The vulnerabilities themselves are described in detail with reference numbers and URLs to lead you to further resources, but that's not all. You also get the patch status of the scanned system, a list of open ports, a comprehensive hardware report, an inventory of the installed software and a system summary. Think of all this in terms of your enterprise – if you have this product scanning all your machines you can answer questions such as “Which machines are still on Service Pack 2?” or “How much memory is in each of the Sales PCs?” or “What software does Simon have installed on his laptop?” without going anywhere else. It's all there for you at the click of a mouse.
There are other gems here as well, too many to list but here are some of our favourites. Under Potential Vulnerabilities the scanner lists all the USB devices that had been connected so we could monitor the historical use of memory sticks and the like. And the software audit, useful in itself, held another delight.
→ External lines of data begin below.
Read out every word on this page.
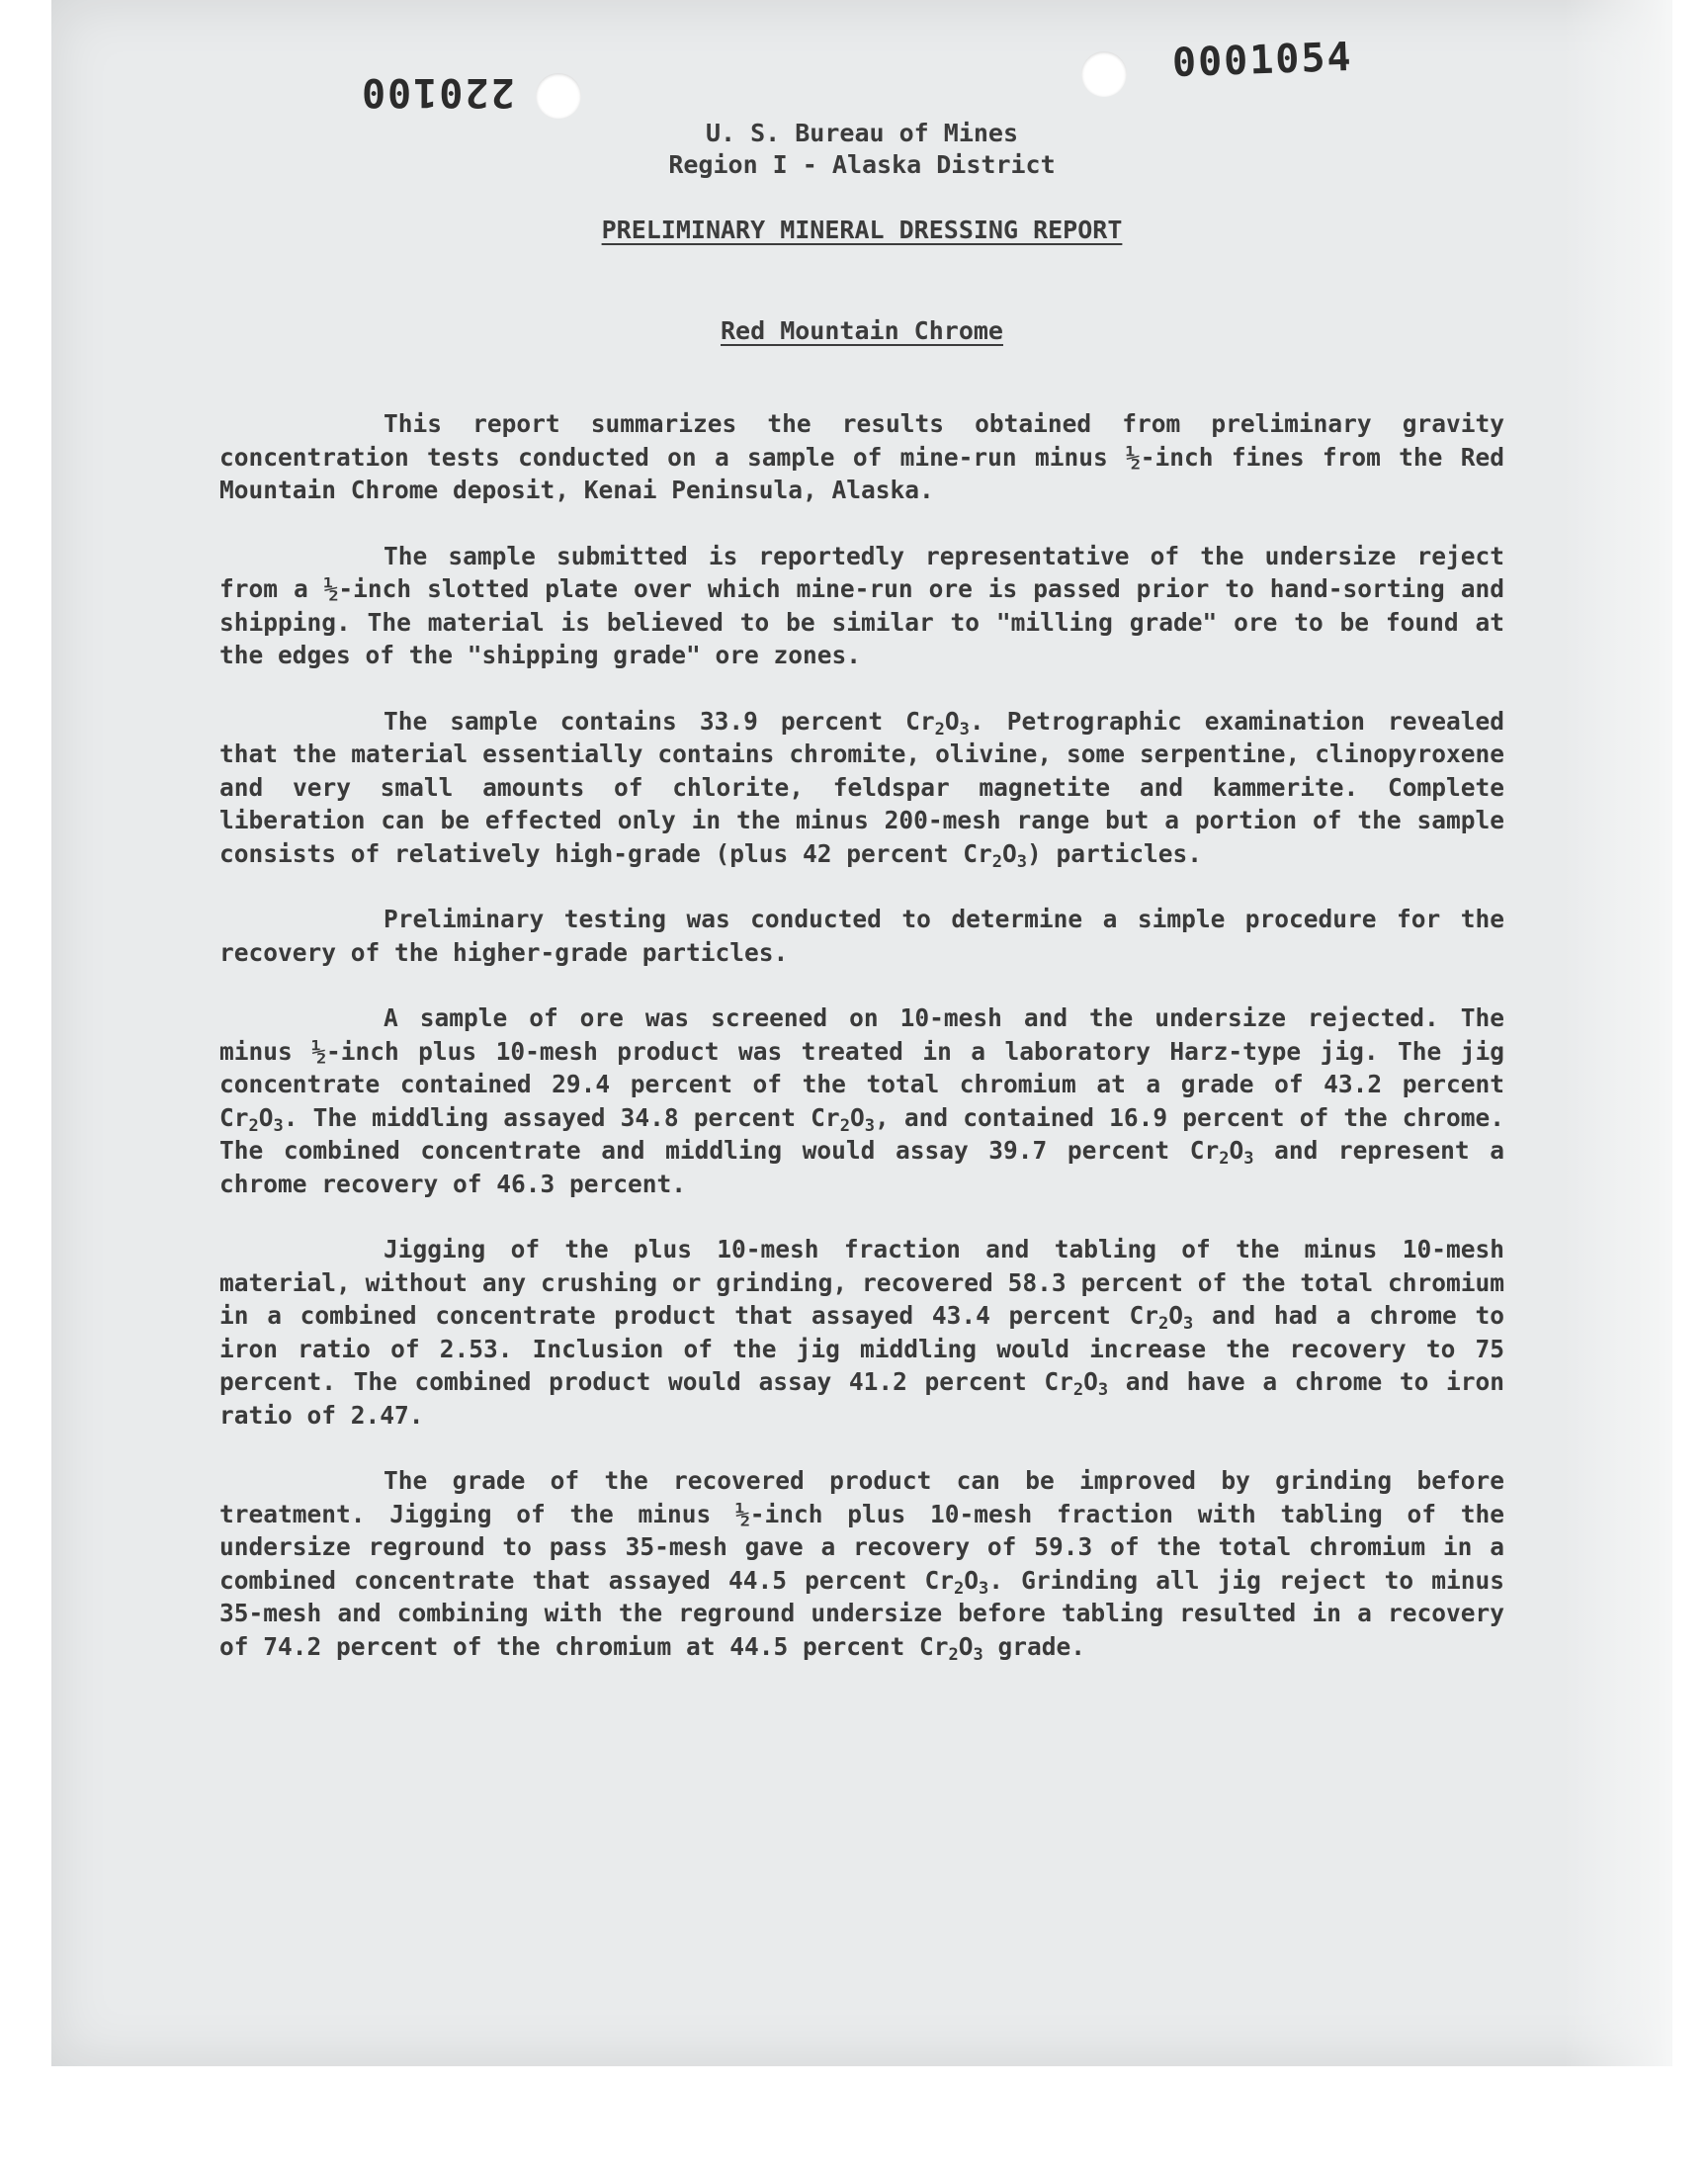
220100
0001054
U. S. Bureau of Mines
Region I - Alaska District
PRELIMINARY MINERAL DRESSING REPORT
Red Mountain Chrome

This report summarizes the results obtained from preliminary gravity concentration tests conducted on a sample of mine-run minus ½-inch fines from the Red Mountain Chrome deposit, Kenai Peninsula, Alaska.

The sample submitted is reportedly representative of the undersize reject from a ½-inch slotted plate over which mine-run ore is passed prior to hand-sorting and shipping. The material is believed to be similar to "milling grade" ore to be found at the edges of the "shipping grade" ore zones.

The sample contains 33.9 percent $Cr_2O_3$. Petrographic examination revealed that the material essentially contains chromite, olivine, some serpentine, clinopyroxene and very small amounts of chlorite, feldspar magnetite and kammerite. Complete liberation can be effected only in the minus 200-mesh range but a portion of the sample consists of relatively high-grade (plus 42 percent $Cr_2O_3$) particles.

Preliminary testing was conducted to determine a simple procedure for the recovery of the higher-grade particles.

A sample of ore was screened on 10-mesh and the undersize rejected. The minus ½-inch plus 10-mesh product was treated in a laboratory Harz-type jig. The jig concentrate contained 29.4 percent of the total chromium at a grade of 43.2 percent $Cr_2O_3$. The middling assayed 34.8 percent $Cr_2O_3$, and contained 16.9 percent of the chrome. The combined concentrate and middling would assay 39.7 percent $Cr_2O_3$ and represent a chrome recovery of 46.3 percent.

Jigging of the plus 10-mesh fraction and tabling of the minus 10-mesh material, without any crushing or grinding, recovered 58.3 percent of the total chromium in a combined concentrate product that assayed 43.4 percent $Cr_2O_3$ and had a chrome to iron ratio of 2.53. Inclusion of the jig middling would increase the recovery to 75 percent. The combined product would assay 41.2 percent $Cr_2O_3$ and have a chrome to iron ratio of 2.47.

The grade of the recovered product can be improved by grinding before treatment. Jigging of the minus ½-inch plus 10-mesh fraction with tabling of the undersize reground to pass 35-mesh gave a recovery of 59.3 of the total chromium in a combined concentrate that assayed 44.5 percent $Cr_2O_3$. Grinding all jig reject to minus 35-mesh and combining with the reground undersize before tabling resulted in a recovery of 74.2 percent of the chromium at 44.5 percent $Cr_2O_3$ grade.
Right click on any software entry and you can tell the scanner to uninstall it, either from just this machine or from all the machines in the network. Go further and define a list of banned applications and the product will remove them for you, automatically, when it runs its regular scan. Imagine the face of that wayward user each morning …
Patch Deployment
Choose the Remediate link and you'll head off to the part of the product that installs patches and service packs. Needless to say, these can be downloaded for you from Microsoft as they are released and held by the product, ready for use:
You can either let the scanner automatically install whatever patches and service packs it finds missing or you can vet and release patches you want to allow. This will let you block the next release of Internet Explorer, for example, while allowing other critical patches through. You can also uninstall patches and service packs from here.
As in Version 8, you can also deploy custom software to a single machine or across your estate. In a nutshell, if it is executable or can be opened then you can deploy it. As a test we pushed a picture of a pair of cute kittens to a remote machine where the resident graphics program popped open to display them. You can install software just as easily provided the install needs no user intervention:
Alerts and Reporting
This is where GFI demonstrates it is serious about positioning this product as a robust and reliable enterprise-ready solution.
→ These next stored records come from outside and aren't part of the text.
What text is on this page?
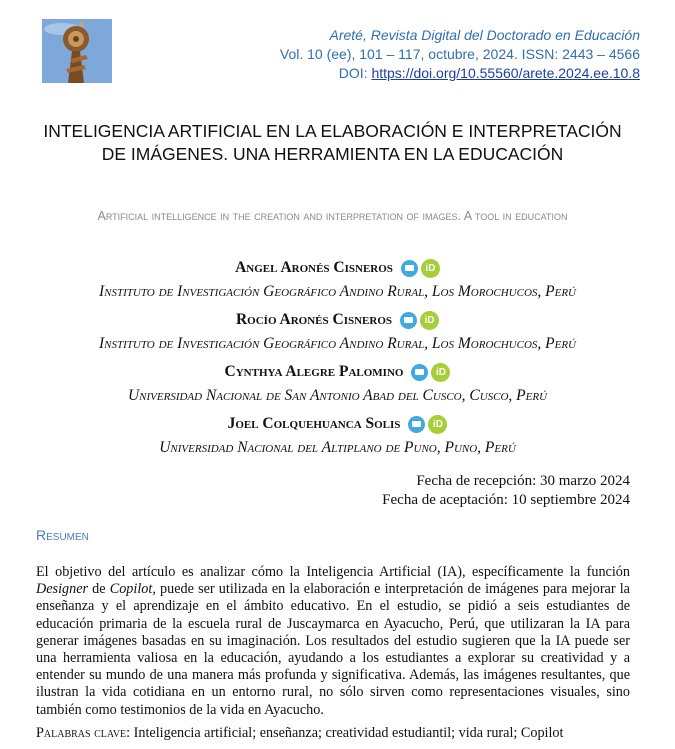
Areté, Revista Digital del Doctorado en Educación
Vol. 10 (ee), 101 – 117, octubre, 2024. ISSN: 2443 – 4566
DOI: https://doi.org/10.55560/arete.2024.ee.10.8
INTELIGENCIA ARTIFICIAL EN LA ELABORACIÓN E INTERPRETACIÓN DE IMÁGENES. UNA HERRAMIENTA EN LA EDUCACIÓN
Artificial intelligence in the creation and interpretation of images. A tool in education
Angel Aronés Cisneros	iD
Instituto de Investigación Geográfico Andino Rural, Los Morochucos, Perú
Rocío Aronés Cisneros	iD
Instituto de Investigación Geográfico Andino Rural, Los Morochucos, Perú
Cynthya Alegre Palomino	iD
Universidad Nacional de San Antonio Abad del Cusco, Cusco, Perú
Joel Colquehuanca Solis	iD
Universidad Nacional del Altiplano de Puno, Puno, Perú
Fecha de recepción: 30 marzo 2024
Fecha de aceptación: 10 septiembre 2024
Resumen
El objetivo del artículo es analizar cómo la Inteligencia Artificial (IA), específicamente la función Designer de Copilot, puede ser utilizada en la elaboración e interpretación de imágenes para mejorar la enseñanza y el aprendizaje en el ámbito educativo. En el estudio, se pidió a seis estudiantes de educación primaria de la escuela rural de Juscaymarca en Ayacucho, Perú, que utilizaran la IA para generar imágenes basadas en su imaginación. Los resultados del estudio sugieren que la IA puede ser una herramienta valiosa en la educación, ayudando a los estudiantes a explorar su creatividad y a entender su mundo de una manera más profunda y significativa. Además, las imágenes resultantes, que ilustran la vida cotidiana en un entorno rural, no sólo sirven como representaciones visuales, sino también como testimonios de la vida en Ayacucho.
Palabras clave: Inteligencia artificial; enseñanza; creatividad estudiantil; vida rural; Copilot
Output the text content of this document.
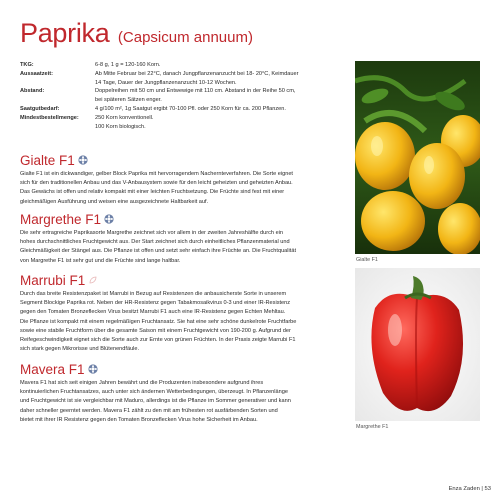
Paprika (Capsicum annuum)
TKG:	6-8 g, 1 g = 120-160 Korn.
Aussaatzeit:	Ab Mitte Februar bei 22°C, danach Jungpflanzenanzucht bei 18- 20°C, Keimdauer
14 Tage, Dauer der Jungpflanzenanzucht 10-12 Wochen.
Abstand:	Doppelreihen mit 50 cm und Entwewige mit 110 cm. Abstand in der Reihe 50 cm,
bei späteren Sätzen enger.
Saatgutbedarf:	4 g/100 m², 1g Saatgut ergibt 70-100 Pfl. oder 250 Korn für ca. 200 Pflanzen.
Mindestbestellmenge:	250 Korn konventionell.
100 Korn biologisch.
Gialte F1
Gialte F1 ist ein dickwandiger, gelber Block Paprika mit hervorragendem Nachernteverfahren. Die Sorte eignet
sich für den traditionellen Anbau und das V-Anbausystem sowie für den leicht geheizten und geheizten Anbau.
Das Gewächs ist offen und relativ kompakt mit einer leichten Fruchtsetzung. Die Früchte sind fest mit einer
gleichmäßigen Ausführung und weisen eine ausgezeichnete Haltbarkeit auf.
Margrethe F1
Die sehr ertragreiche Paprikasorte Margrethe zeichnet sich vor allem in der zweiten Jahreshälfte durch ein
hohes durchschnittliches Fruchtgewicht aus. Der Start zeichnet sich durch einheitliches Pflanzenmaterial und
Gleichmäßigkeit der Stängel aus. Die Pflanze ist offen und setzt sehr einfach ihre Früchte an. Die Fruchtqualität
von Margrethe F1 ist sehr gut und die Früchte sind lange haltbar.
Marrubi F1
Durch das breite Resistenzpaket ist Marrubi in Bezug auf Resistenzen die anbausicherste Sorte in unserem
Segment Blockige Paprika rot. Neben der HR-Resistenz gegen Tabakmosaikvirus 0-3 und einer IR-Resistenz
gegen den Tomaten Bronzeflecken Virus besitzt Marrubi F1 auch eine IR-Resistenz gegen Echten Mehltau.
Die Pflanze ist kompakt mit einem regelmäßigen Fruchtansatz. Sie hat eine sehr schöne dunkelrote Fruchtfarbe
sowie eine stabile Fruchtform über die gesamte Saison mit einem Fruchtgewicht von 190-200 g. Aufgrund der
Reifegeschwindigkeit eignet sich die Sorte auch zur Ernte von grünen Früchten. In der Praxis zeigte Marrubi F1
sich stark gegen Mikrorisse und Blütenendfäule.
Mavera F1
Mavera F1 hat sich seit einigen Jahren bewährt und die Produzenten insbesondere aufgrund ihres
kontinuierlichen Fruchtansatzes, auch unter sich ändernen Wetterbedingungen, überzeugt. In Pflanzenlänge
und Fruchtgewicht ist sie vergleichbar mit Maduro, allerdings ist die Pflanze im Sommer generativer und kann
daher schneller geerntet werden. Mavera F1 zählt zu den mit am frühesten rot ausfärbenden Sorten und
bietet mit ihrer IR Resistenz gegen den Tomaten Bronzeflecken Virus hohe Sicherheit im Anbau.
Gialte F1
Margrethe F1
Enza Zaden | 53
Firstly the scanner can email you the results of its nocturnal activities so all you have to do each morning is make yourself a coffee and check your inbox. We'd have liked to see this area expanded, perhaps with definable events that could trigger an SMS message, SNMP trap or a defined executable. Maybe in Version 10?
To convince your manager of the wisdom of your investment there is a good range of coloured charts and if you have the GFI report Manager framework the product slots right into that so you can generate detailed custom reports from the back-end database.
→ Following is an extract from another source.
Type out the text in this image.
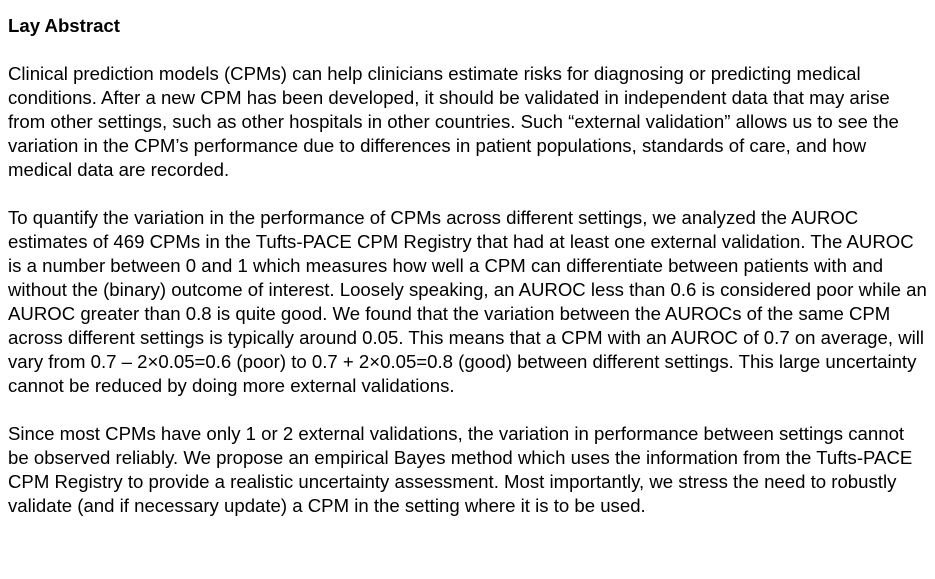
Lay Abstract

Clinical prediction models (CPMs) can help clinicians estimate risks for diagnosing or predicting medical conditions. After a new CPM has been developed, it should be validated in independent data that may arise from other settings, such as other hospitals in other countries. Such “external validation” allows us to see the variation in the CPM’s performance due to differences in patient populations, standards of care, and how medical data are recorded.

To quantify the variation in the performance of CPMs across different settings, we analyzed the AUROC estimates of 469 CPMs in the Tufts-PACE CPM Registry that had at least one external validation. The AUROC is a number between 0 and 1 which measures how well a CPM can differentiate between patients with and without the (binary) outcome of interest. Loosely speaking, an AUROC less than 0.6 is considered poor while an AUROC greater than 0.8 is quite good. We found that the variation between the AUROCs of the same CPM across different settings is typically around 0.05. This means that a CPM with an AUROC of 0.7 on average, will vary from 0.7 – 2×0.05=0.6 (poor) to 0.7 + 2×0.05=0.8 (good) between different settings. This large uncertainty cannot be reduced by doing more external validations.

Since most CPMs have only 1 or 2 external validations, the variation in performance between settings cannot be observed reliably. We propose an empirical Bayes method which uses the information from the Tufts-PACE CPM Registry to provide a realistic uncertainty assessment. Most importantly, we stress the need to robustly validate (and if necessary update) a CPM in the setting where it is to be used.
And speaking of the database, GFI has now provided maintenance options so you can schedule backups and perform management tasks from within the scanner itself; a good idea for a key application.
Subscribe to what?
A vulnerability scanner is only any good, of course, if it can be automatically updated with the latest exploits as they come out. GFI has changed the business model with Version 9, so you'll be expected to shell out a modest annual fee for a Software Maintenance Agreement (SMA) unlike Version 8 where you paid in full and updates were free thereafter.
A nag screen reminds you when your subscription runs out so you needn't worry about not noticing:
Conclusion
What more can we say? If you have an estate of Windows machines to secure and maintain then this is what you have been looking for. It does everything you might need and more, it's easy to use and delivers real-world benefits.